In principle I agree with you but in this particular case I agree the ask
is just too big. I suspect it is one of btrfs btree locks or maybe
chunk_mutex but I doubt even btrfs developers know and maybe it is just a
cargo cult. And it is not like this would be the first occurence of this
anti-pattern in btrfs - see e.g. device_list_add(), add_missing_dev(),
btrfs_destroy_delalloc_inodes() (here the wrapping around
invalidate_inode_pages2() looks really weird), and many others...
Honza
--
Jan Kara <[email protected]>
SUSE Labs, CR
On Thu, Jan 04, 2024 at 12:49:58PM +0100, Jan Kara wrote:
> On Sat 23-12-23 17:31:55, Matthew Wilcox wrote:
> > On Thu, Dec 21, 2023 at 04:57:04PM +0800, Yu Kuai wrote:
> > > @@ -3674,16 +3670,17 @@ struct btrfs_super_block *btrfs_read_dev_one_super(struct block_device *bdev,
> > > * Drop the page of the primary superblock, so later read will
> > > * always read from the device.
> > > */
> > > - invalidate_inode_pages2_range(mapping,
> > > - bytenr >> PAGE_SHIFT,
> > > + invalidate_bdev_range(bdev, bytenr >> PAGE_SHIFT,
> > > (bytenr + BTRFS_SUPER_INFO_SIZE) >> PAGE_SHIFT);
> > > }
> > >
> > > - page = read_cache_page_gfp(mapping, bytenr >> PAGE_SHIFT, GFP_NOFS);
> > > - if (IS_ERR(page))
> > > - return ERR_CAST(page);
> > > + nofs_flag = memalloc_nofs_save();
> > > + folio = bdev_read_folio(bdev, bytenr);
> > > + memalloc_nofs_restore(nofs_flag);
> >
> > This is the wrong way to use memalloc_nofs_save/restore. They should be
> > used at the point that the filesystem takes/releases whatever lock is
> > also used during reclaim. I don't know btrfs well enough to suggest
> > what lock is missing these annotations.
>
> In principle I agree with you but in this particular case I agree the ask
> is just too big. I suspect it is one of btrfs btree locks or maybe
> chunk_mutex but I doubt even btrfs developers know and maybe it is just a
> cargo cult. And it is not like this would be the first occurence of this
> anti-pattern in btrfs - see e.g. device_list_add(), add_missing_dev(),
> btrfs_destroy_delalloc_inodes() (here the wrapping around
> invalidate_inode_pages2() looks really weird), and many others...

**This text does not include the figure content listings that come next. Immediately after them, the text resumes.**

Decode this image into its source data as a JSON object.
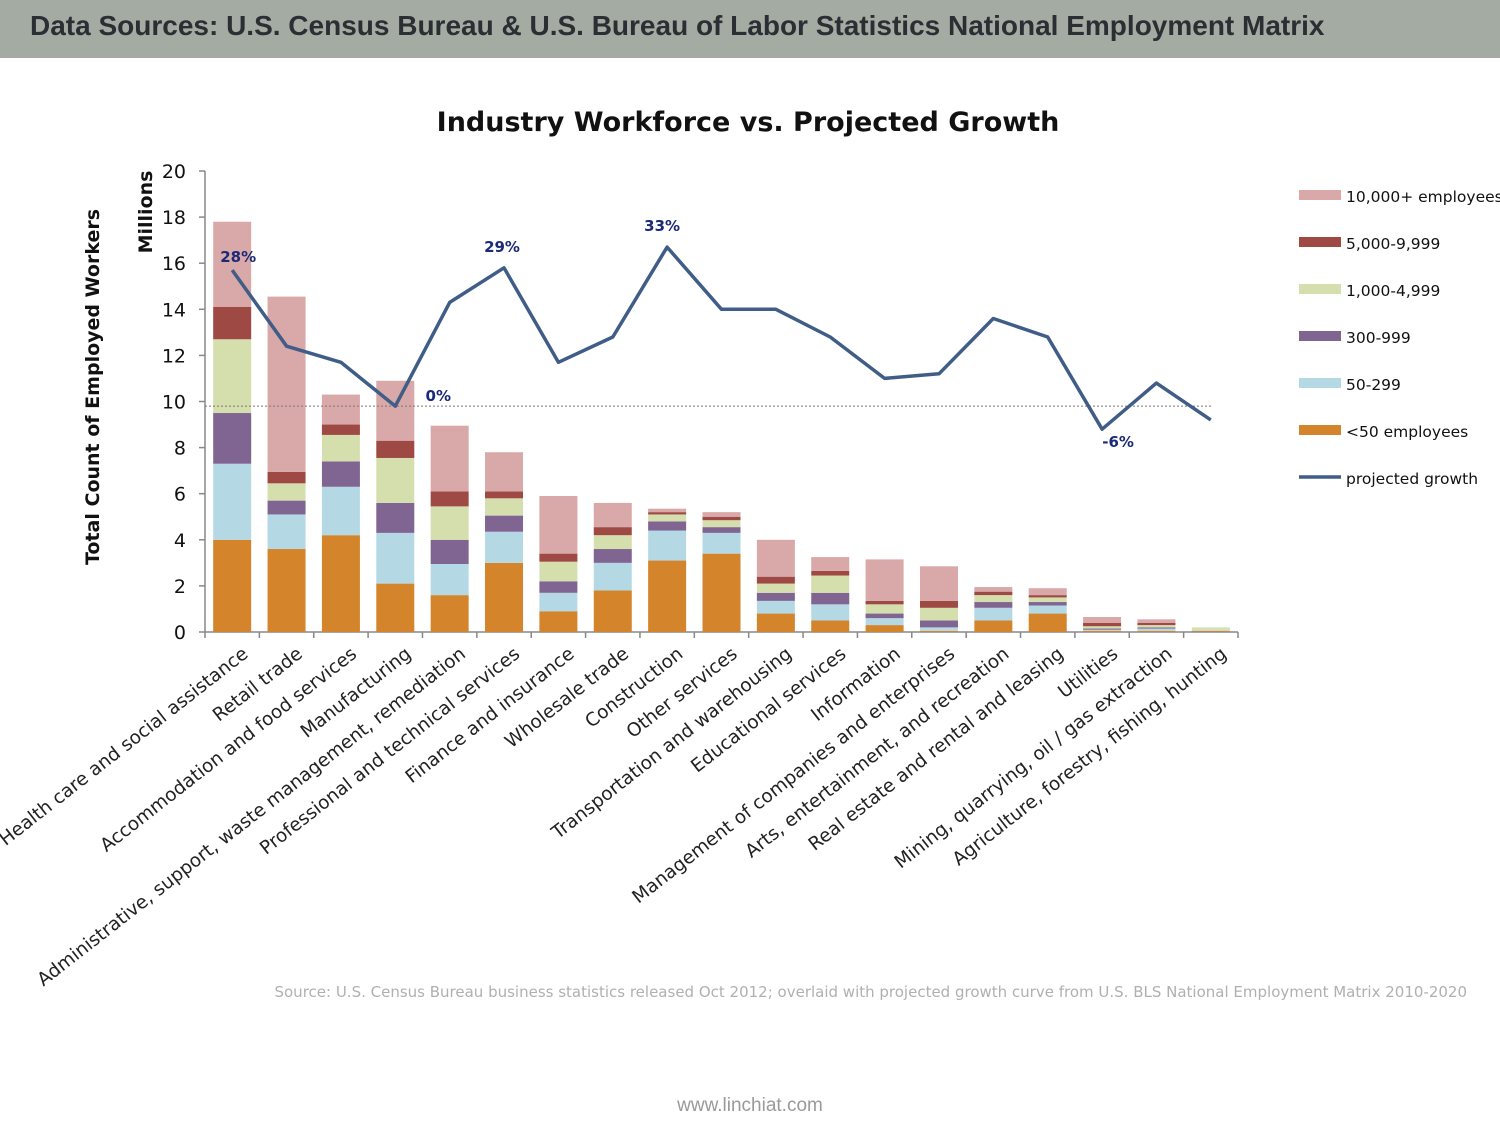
{
  "header": {
    "title": "Data Sources: U.S. Census Bureau & U.S. Bureau of Labor Statistics National Employment Matrix"
  },
  "footer": {
    "url": "www.linchiat.com"
  },
  "chart_data": {
    "type": "bar",
    "stacked": true,
    "title": "Industry Workforce vs. Projected Growth",
    "ylabel": "Total Count of Employed Workers",
    "yunit": "Millions",
    "ylim": [
      0,
      20
    ],
    "yticks": [
      "0",
      "2",
      "4",
      "6",
      "8",
      "10",
      "12",
      "14",
      "16",
      "18",
      "20"
    ],
    "categories": [
      "Health care and social assistance",
      "Retail trade",
      "Accommodation and food services",
      "Manufacturing",
      "Administrative, support, waste management, remediation",
      "Professional and technical services",
      "Finance and insurance",
      "Wholesale trade",
      "Construction",
      "Other services",
      "Transportation and warehousing",
      "Educational services",
      "Information",
      "Management of companies and enterprises",
      "Arts, entertainment, and recreation",
      "Real estate and rental and leasing",
      "Utilities",
      "Mining, quarrying, oil / gas extraction",
      "Agriculture, forestry, fishing, hunting"
    ],
    "series": [
      {
        "name": "<50 employees",
        "color": "#d4842a",
        "values": [
          4.0,
          3.6,
          4.2,
          2.1,
          1.6,
          3.0,
          0.9,
          1.8,
          3.1,
          3.4,
          0.8,
          0.5,
          0.3,
          0.05,
          0.5,
          0.8,
          0.05,
          0.05,
          0.05
        ]
      },
      {
        "name": "50-299",
        "color": "#b4d9e5",
        "values": [
          3.3,
          1.5,
          2.1,
          2.2,
          1.35,
          1.35,
          0.8,
          1.2,
          1.3,
          0.9,
          0.55,
          0.7,
          0.3,
          0.15,
          0.55,
          0.35,
          0.05,
          0.1,
          0.05
        ]
      },
      {
        "name": "300-999",
        "color": "#806593",
        "values": [
          2.2,
          0.6,
          1.1,
          1.3,
          1.05,
          0.7,
          0.5,
          0.6,
          0.4,
          0.25,
          0.35,
          0.5,
          0.2,
          0.3,
          0.25,
          0.15,
          0.05,
          0.05,
          0.0
        ]
      },
      {
        "name": "1,000-4,999",
        "color": "#d5dfad",
        "values": [
          3.2,
          0.75,
          1.15,
          1.95,
          1.45,
          0.75,
          0.85,
          0.6,
          0.3,
          0.3,
          0.4,
          0.75,
          0.4,
          0.55,
          0.3,
          0.2,
          0.1,
          0.1,
          0.1
        ]
      },
      {
        "name": "5,000-9,999",
        "color": "#9e4944",
        "values": [
          1.4,
          0.5,
          0.45,
          0.75,
          0.65,
          0.3,
          0.35,
          0.35,
          0.1,
          0.15,
          0.3,
          0.2,
          0.15,
          0.3,
          0.15,
          0.1,
          0.15,
          0.1,
          0.0
        ]
      },
      {
        "name": "10,000+ employees",
        "color": "#d9a8a8",
        "values": [
          3.7,
          7.6,
          1.3,
          2.6,
          2.85,
          1.7,
          2.5,
          1.05,
          0.15,
          0.2,
          1.6,
          0.6,
          1.8,
          1.5,
          0.2,
          0.3,
          0.25,
          0.15,
          0.0
        ]
      }
    ],
    "line": {
      "name": "projected growth",
      "color": "#3f5d86",
      "baseline_value": 0.0,
      "baseline_level": 9.8,
      "values": [
        15.7,
        12.4,
        11.7,
        9.8,
        14.3,
        15.8,
        11.7,
        12.8,
        16.7,
        14.0,
        14.0,
        12.8,
        11.0,
        11.2,
        13.6,
        12.8,
        8.8,
        10.8,
        9.2
      ],
      "labels": [
        {
          "index": 0,
          "text": "28%"
        },
        {
          "index": 3,
          "text": "0%"
        },
        {
          "index": 5,
          "text": "29%"
        },
        {
          "index": 8,
          "text": "33%"
        },
        {
          "index": 16,
          "text": "-6%"
        }
      ]
    },
    "legend": {
      "placement": "right",
      "order": [
        "10,000+ employees",
        "5,000-9,999",
        "1,000-4,999",
        "300-999",
        "50-299",
        "<50 employees",
        "projected growth"
      ]
    },
    "source_note": "Source: U.S. Census Bureau business statistics released Oct 2012; overlaid with projected growth curve from U.S. BLS National Employment Matrix 2010-2020"
  }
}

The pattern is intentional and a temporary solution before we could
implement the scoped NOFS. Functions calling allocations get converted
from GFP_NOFS to GFP_KERNEL but in case they're called from a context
that either holds big locks or can recursively enter the filesystem then
it's protected by the memalloc calls. This should not be surprising.
What may not be obvious is which locks or kmalloc calling functions it
could be, this depends on the analysis of the function call chain and
usually there's enough evidence why it's needed.